Receive the Honor of His Love

“Sister, can you tell me about Therese of a Zoo?” –Age 15

                I believe that Saint Dominic and Blessed Jane have had my family in their care for a long time: From my great-grandmother’s daily rosary, to my grandmother’s attendance at Dominican High, to Blessed Jane’s intercession for my own parents and family for daughters to join Dominic’s family, to my Baptism by a Dominican priest. It is owing to my family’s tremendous love for me that I in turn learned how to give. My baptismal grace was nourished, mercifully, by the sacraments in their due order. I was a good Sunday school student, but I was also a “goody two-shoes,” so my motivation at that time was not always a loving relationship with the Lord!

                Reading my life in light of the sacraments, I can see that my Confirmation, that completion of the baptismal grace, strengthened me to receive my vocation. I remember pulling up to the church in 8th grade feeling frightened and personally unprepared for an event that everyone said was so important. When Bishop Foley spoke to the confirmandi before Mass, however, his words filled me with peace and intense desire, a real miracle of grace. That anointing opened me for all that was to unfold.

                High school was my first experience of Catholic education, and it was life-changing. For the first time I learned the richness of the Catholic faith. I learned that the Church was a Mother and could be trusted; that there were 2,000 years of wisdom in her teaching; that Christ was truly present in the Blessed Sacrament. I was falling in love with the Faith and spending time with the Lord in the chapel. Our Sisters, the Dominican Sisters of St. Cecilia, were teaching at the school, and I suppose what most affected me then was that they were themselves and they loved me.

                When I came home from my first visit to the Motherhouse, it was just before my class retreat. In Confession a priest encouraged me to read St. Therese. Then, still largely ignorant of the world of saints and repeating the name I thought I’d heard over and over in my head hoping not to forget, I emerged from the confessional and innocently asked a sister how I could read about the life of “Therese of a Zoo.”

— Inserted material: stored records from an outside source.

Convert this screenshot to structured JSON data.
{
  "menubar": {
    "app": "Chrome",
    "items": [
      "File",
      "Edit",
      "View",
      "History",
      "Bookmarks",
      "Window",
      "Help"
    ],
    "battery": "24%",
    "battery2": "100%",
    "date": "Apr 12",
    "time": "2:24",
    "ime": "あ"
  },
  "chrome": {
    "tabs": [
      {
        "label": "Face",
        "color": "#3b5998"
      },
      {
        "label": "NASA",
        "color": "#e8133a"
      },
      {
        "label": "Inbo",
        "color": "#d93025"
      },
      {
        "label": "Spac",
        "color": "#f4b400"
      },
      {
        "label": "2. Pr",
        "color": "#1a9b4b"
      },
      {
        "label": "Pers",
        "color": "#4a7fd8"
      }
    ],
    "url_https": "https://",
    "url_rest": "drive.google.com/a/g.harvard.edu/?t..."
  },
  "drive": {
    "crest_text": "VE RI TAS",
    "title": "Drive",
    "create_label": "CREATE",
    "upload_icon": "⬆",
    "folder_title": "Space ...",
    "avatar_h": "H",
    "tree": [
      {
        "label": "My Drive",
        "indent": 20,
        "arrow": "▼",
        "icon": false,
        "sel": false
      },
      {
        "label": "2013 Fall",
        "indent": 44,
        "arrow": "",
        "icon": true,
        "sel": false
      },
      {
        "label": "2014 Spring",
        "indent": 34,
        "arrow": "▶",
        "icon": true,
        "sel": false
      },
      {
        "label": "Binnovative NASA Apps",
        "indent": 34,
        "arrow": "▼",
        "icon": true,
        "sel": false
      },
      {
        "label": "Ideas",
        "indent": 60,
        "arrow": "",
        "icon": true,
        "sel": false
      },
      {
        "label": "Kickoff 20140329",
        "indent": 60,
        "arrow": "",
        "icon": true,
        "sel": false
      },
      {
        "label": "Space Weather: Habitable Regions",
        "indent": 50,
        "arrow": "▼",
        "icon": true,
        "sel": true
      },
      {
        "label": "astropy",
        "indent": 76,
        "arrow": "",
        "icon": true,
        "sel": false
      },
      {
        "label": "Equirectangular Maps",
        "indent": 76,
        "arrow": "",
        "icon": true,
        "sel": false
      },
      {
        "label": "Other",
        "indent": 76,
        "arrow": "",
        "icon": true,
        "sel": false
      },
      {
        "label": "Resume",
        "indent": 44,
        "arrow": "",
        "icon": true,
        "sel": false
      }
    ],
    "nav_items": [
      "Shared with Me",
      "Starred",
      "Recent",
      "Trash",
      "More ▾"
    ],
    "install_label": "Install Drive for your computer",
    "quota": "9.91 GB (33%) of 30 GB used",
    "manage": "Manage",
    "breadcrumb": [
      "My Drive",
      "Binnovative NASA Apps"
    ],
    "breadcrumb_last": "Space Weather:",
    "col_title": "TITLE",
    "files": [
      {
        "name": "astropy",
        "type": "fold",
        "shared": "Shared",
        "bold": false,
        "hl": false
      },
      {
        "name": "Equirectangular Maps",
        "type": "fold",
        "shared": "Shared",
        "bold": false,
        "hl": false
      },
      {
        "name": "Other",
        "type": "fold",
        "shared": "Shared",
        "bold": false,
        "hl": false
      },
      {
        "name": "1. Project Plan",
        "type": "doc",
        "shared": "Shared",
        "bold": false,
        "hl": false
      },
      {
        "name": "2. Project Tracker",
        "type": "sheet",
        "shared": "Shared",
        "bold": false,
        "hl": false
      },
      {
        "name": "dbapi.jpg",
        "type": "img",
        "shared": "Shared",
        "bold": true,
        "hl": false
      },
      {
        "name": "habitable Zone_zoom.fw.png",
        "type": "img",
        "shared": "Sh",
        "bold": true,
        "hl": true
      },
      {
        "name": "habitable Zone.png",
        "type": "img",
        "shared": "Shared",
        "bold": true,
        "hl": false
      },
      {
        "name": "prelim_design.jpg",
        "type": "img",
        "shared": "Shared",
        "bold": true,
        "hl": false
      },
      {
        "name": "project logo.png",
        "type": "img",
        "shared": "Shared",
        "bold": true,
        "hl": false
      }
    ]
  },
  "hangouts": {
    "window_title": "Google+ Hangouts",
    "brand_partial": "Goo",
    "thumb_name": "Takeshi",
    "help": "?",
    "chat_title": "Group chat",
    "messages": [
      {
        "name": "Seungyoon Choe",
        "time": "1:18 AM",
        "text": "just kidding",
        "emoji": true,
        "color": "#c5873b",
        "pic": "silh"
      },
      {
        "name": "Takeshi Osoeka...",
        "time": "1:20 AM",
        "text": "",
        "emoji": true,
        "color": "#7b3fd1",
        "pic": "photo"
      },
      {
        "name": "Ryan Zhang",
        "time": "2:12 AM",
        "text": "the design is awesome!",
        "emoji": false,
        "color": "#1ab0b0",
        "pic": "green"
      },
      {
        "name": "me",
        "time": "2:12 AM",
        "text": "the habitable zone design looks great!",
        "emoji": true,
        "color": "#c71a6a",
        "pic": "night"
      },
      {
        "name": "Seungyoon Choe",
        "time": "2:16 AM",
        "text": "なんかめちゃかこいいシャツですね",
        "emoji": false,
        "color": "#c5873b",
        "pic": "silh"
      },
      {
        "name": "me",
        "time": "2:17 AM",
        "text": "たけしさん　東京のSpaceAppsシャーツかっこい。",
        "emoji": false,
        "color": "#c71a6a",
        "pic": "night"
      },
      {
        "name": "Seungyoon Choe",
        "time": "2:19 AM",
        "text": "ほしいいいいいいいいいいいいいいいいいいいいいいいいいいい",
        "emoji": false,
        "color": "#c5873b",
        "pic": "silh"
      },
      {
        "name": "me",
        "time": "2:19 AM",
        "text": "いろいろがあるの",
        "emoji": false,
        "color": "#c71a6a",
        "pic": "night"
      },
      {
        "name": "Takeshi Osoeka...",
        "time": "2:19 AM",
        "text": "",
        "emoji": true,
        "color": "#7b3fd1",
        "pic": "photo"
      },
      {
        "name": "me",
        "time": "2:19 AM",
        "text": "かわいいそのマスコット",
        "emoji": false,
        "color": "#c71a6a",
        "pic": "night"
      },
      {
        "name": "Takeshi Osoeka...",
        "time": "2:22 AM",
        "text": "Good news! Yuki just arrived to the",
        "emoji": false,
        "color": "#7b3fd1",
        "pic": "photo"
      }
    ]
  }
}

                St. Therese of Liseux’s Story of a Soul opened my life of prayer to the freedom of a personal, spousal relationship with the Lord. St. Therese showed me the horizon of the waves of trust and love and set me upon them, at least enough to “get my toes wet.” I spent more and more time in our school chapel—before lunch, after school—and it was there that the Lord worked; it was there that I realized He loved me. He loved me, delighted in me, and showed me that He had a plan for me. His love and the fact of a plan were so wonderful to me, that whatever the plan was, I wanted to give everything. Spending more time with the sisters and visiting the Motherhouse showed me that this was how to give all. I knew when I returned to the Motherhouse that the Lord was calling me to be with Him, and that meant an intense sharing of lives, of everything. I had done nothing to deserve it, but He had loved me, loved me in a special way, and given me a Dominican heart. Now my life is the utter privilege of being called “to receive the honor of His love,” as the prayer of consecration at perpetual profession puts it. As St. Therese says, to such a call He asks only surrender and gratitude. May my life given over to His love be a sacrifice of praise and thanksgiving!